The European Union Emissions Trading Scheme (ETS) is a major pillar of the European Union climate policy and the first and largest greenhouse gas (GHG) emissions trading scheme in the world. It was launched by the European Commission in 2005 to fight global warming.

This scheme regulates emissions in more than 13,000 heavy energy consuming installations (e.g. power generation, industrial plants, manufacturing, etc.) that emit about 50% of the total European GHG emissions. 31 countries participate in the scheme: the 28 EU Member States plus Lichtenstein, Norway and Iceland.

The EU ETS is based on the so-called ‘cap and trade’ principle. A cap (ceiling) is set on the total amount of certain greenhouse gases (e.g. carbon dioxide) that can be emitted by all participating installations. A number of allowances equal to the annual cap are issued and distributed at the beginning of every year.

One emission allowance gives the holder the right to emit one tonne of CO2 (or its equivalent). Each regulated installation must monitor and report their emissions each year and surrender a number of allowances equal to their annual emissions. Those allowances can be traded in a market (the so called carbon market) and every one can hold and trade allowances.

Installations covered by the EU ETS that are short of allowances, have a choice between taking measures (e.g. investing in low carbon technologies) to reduce their emissions or by buying additional allowances from other installations (or other allowances holders) that have allowances in excess. Thanks to the carbon market we have price on the emission allowances (called carbon price), which can be seen as price on emitting GHG. The cap is reduced each year, making the system more and more stringent and forcing the regulated installations to gradually reduce their emissions.

The development of the EU ETS has been a ‘’learning by doing’’ process which has gone through a number of different phases.
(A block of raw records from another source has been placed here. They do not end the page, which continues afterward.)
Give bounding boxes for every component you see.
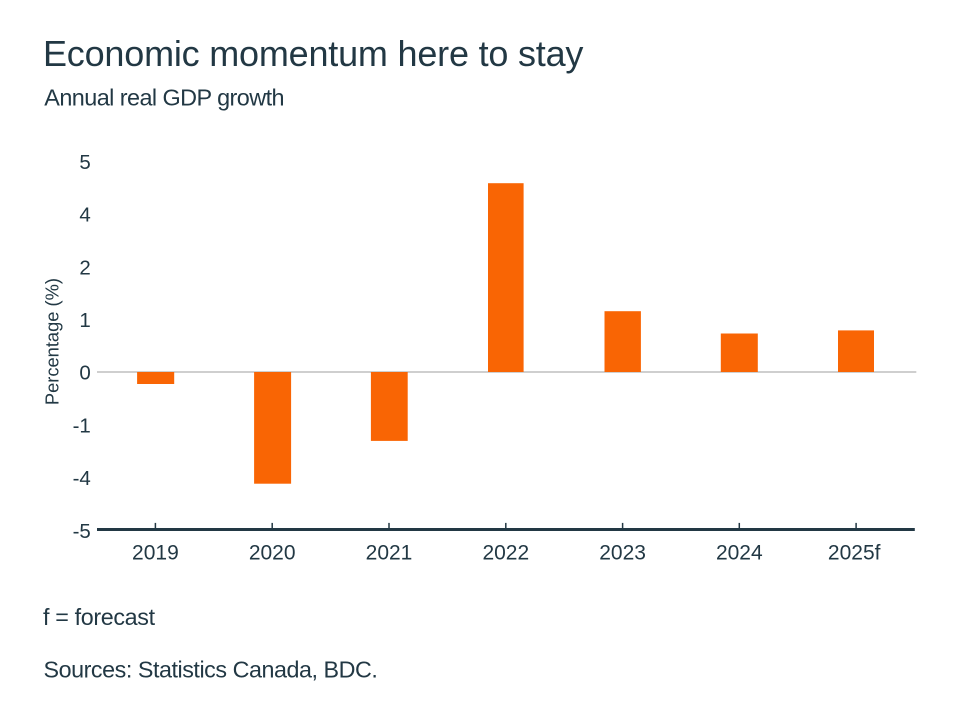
svg-text:-4: -4 (73, 467, 91, 490)
svg-text:Sources: Statistics Canada, BD: Sources: Statistics Canada, BDC. (44, 656, 378, 682)
svg-text:2025f: 2025f (828, 542, 881, 565)
svg-text:Percentage (%): Percentage (%) (42, 278, 63, 405)
svg-text:-1: -1 (73, 414, 91, 437)
svg-text:2020: 2020 (249, 542, 296, 565)
svg-text:2019: 2019 (132, 542, 179, 565)
svg-text:2021: 2021 (366, 542, 413, 565)
svg-text:4: 4 (79, 204, 90, 227)
svg-text:2023: 2023 (599, 542, 646, 565)
svg-text:2024: 2024 (716, 542, 763, 565)
svg-text:2022: 2022 (482, 542, 529, 565)
svg-text:Economic momentum here to stay: Economic momentum here to stay (43, 33, 583, 74)
svg-text:-5: -5 (73, 520, 91, 543)
svg-text:5: 5 (79, 151, 90, 174)
svg-text:f = forecast: f = forecast (43, 604, 156, 630)
svg-text:Annual real GDP growth: Annual real GDP growth (44, 85, 284, 111)
svg-text:1: 1 (79, 309, 90, 332)
svg-text:2: 2 (79, 256, 90, 279)
svg-text:0: 0 (79, 362, 90, 385)
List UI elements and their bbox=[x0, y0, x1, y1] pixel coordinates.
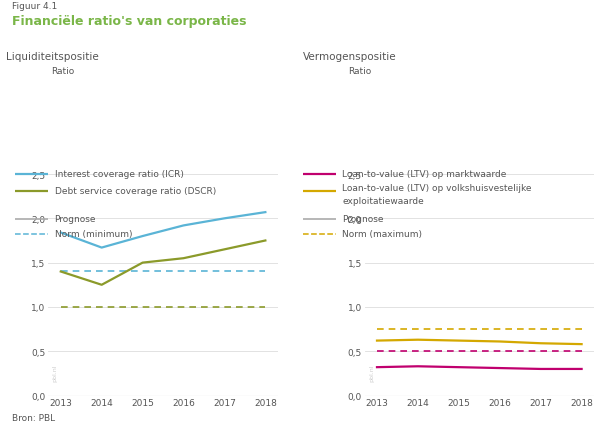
Text: Financiële ratio's van corporaties: Financiële ratio's van corporaties bbox=[12, 15, 247, 28]
Text: Loan-to-value (LTV) op volkshuisvestelijke: Loan-to-value (LTV) op volkshuisvestelij… bbox=[342, 184, 532, 192]
Text: pbl.nl: pbl.nl bbox=[53, 364, 58, 381]
Text: Prognose: Prognose bbox=[342, 215, 384, 224]
Text: Liquiditeitspositie: Liquiditeitspositie bbox=[6, 52, 99, 61]
Text: Bron: PBL: Bron: PBL bbox=[12, 413, 55, 422]
Text: Loan-to-value (LTV) op marktwaarde: Loan-to-value (LTV) op marktwaarde bbox=[342, 170, 507, 178]
Text: Norm (minimum): Norm (minimum) bbox=[55, 230, 132, 239]
Text: Debt service coverage ratio (DSCR): Debt service coverage ratio (DSCR) bbox=[55, 187, 216, 196]
Text: Interest coverage ratio (ICR): Interest coverage ratio (ICR) bbox=[55, 170, 184, 178]
Text: Ratio: Ratio bbox=[52, 67, 75, 76]
Text: Norm (maximum): Norm (maximum) bbox=[342, 230, 422, 239]
Text: Figuur 4.1: Figuur 4.1 bbox=[12, 2, 58, 11]
Text: exploitatiewaarde: exploitatiewaarde bbox=[342, 197, 424, 205]
Text: Prognose: Prognose bbox=[55, 215, 96, 224]
Text: Ratio: Ratio bbox=[348, 67, 371, 76]
Text: Vermogenspositie: Vermogenspositie bbox=[303, 52, 396, 61]
Text: pbl.nl: pbl.nl bbox=[369, 364, 374, 381]
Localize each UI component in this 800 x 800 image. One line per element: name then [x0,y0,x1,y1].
The first EU ETS directive was enacted in 2003 and included a first trial phase (2005-2007) to test the system, followed by the second phase (2008-2012) that was designed to comply with the Kyoto protocol. In 2009, there was a major revision of the EU ETS to be applied to phase III (2013-2020). A new directive was enacted in the context of the 2020 EU energy and climate package. In the context of the Roadmap 2050 and the 2030 Climate and Energy Policy Framework, in July 2015 the European Commission presented a legislative proposal to revise the EU ETS for the period after 2020 to apply as of 2021 for phase IV. In the coming months, the new Directive will be defined, approved and then implemented.


The goal of the LIFE SIDE project is to support  European policy makers (e.g. politicians, civil servants, member of environmental agencies) with the design and implementation of the new EU ETS legislation.
Specifically, the project aims to:

    1. Collect and disseminate empirical knowledge and information on the economic functioning of the EU ETS
    2. Establish a network bringing together EU ETS experts
    3. Create a forum enabling interaction amongst policy makers, stakeholders and EU ETS experts.


Economic  Assessment of the EU ETS

The project is carrying out an updated economic ex-post assessment of the EU ETS, through the collection and analysis of all relevant existing empirical research.

Feedback from stakeholders is also taken into account and is gathered through the organisation of four workshops focused on the four areas of the assessment:

  1. Free allocation of emission allowances (workshop held on 2 December 2016). This is a key issue which will be tackled by the reform of the EU ETS. It is important that policy makers are well informed on how the system operates in the allocation of allowances, and the risks of carbon leakage to date.
  2. Impact of the EU ETS on investment and innovation (workshop held on 3 April 2017). There is a current debate on whether the carbon price is too low to support investment. New measures to support the price were approved (2014/0011(COD) and need to be monitored. Furthermore, the new proposal of the EU ETS directive envisages a reform on existing funding mechanisms to support innovation.
  3. Interaction between energy policies and the EU ETS (workshop held on 4 April 2017). It is crucial that policy makers are well informed on the interactions between the different policies (especially renewable energy and energy efficiency) and on how these have operated during the past years.
  4. International dimension. International cooperation on climate policy will be one of the most important topics in the context of the implementation of the Paris agreement. The EU ETS, as the largest cap and trade scheme in the world, can play an important role to foster cooperation on pricing emissions.

Training course

An ad-hoc training course on the EU ETS will be offered to policy makers and stakeholders to provide a comprehensive analysis of the functioning and regulation of the EU ETS and its interaction with other policies. The course will be composed of a 3-day residential course and a 3-week online course.

Involving policy makers: targeted events

Three major events will be organised to stimulate interaction with policymakers on the design and implementation of the EU ETS legislation: two conferences (one in October/November 2017 and a final one at the end of the project) and a meeting in Brussels, to be held at the European Parliament (December 2017-January 2018) where the results of the EU ETS assessment will be presented and discussed. This will lead to a set of recommendations on the design and implementation of the EU ETS legislation.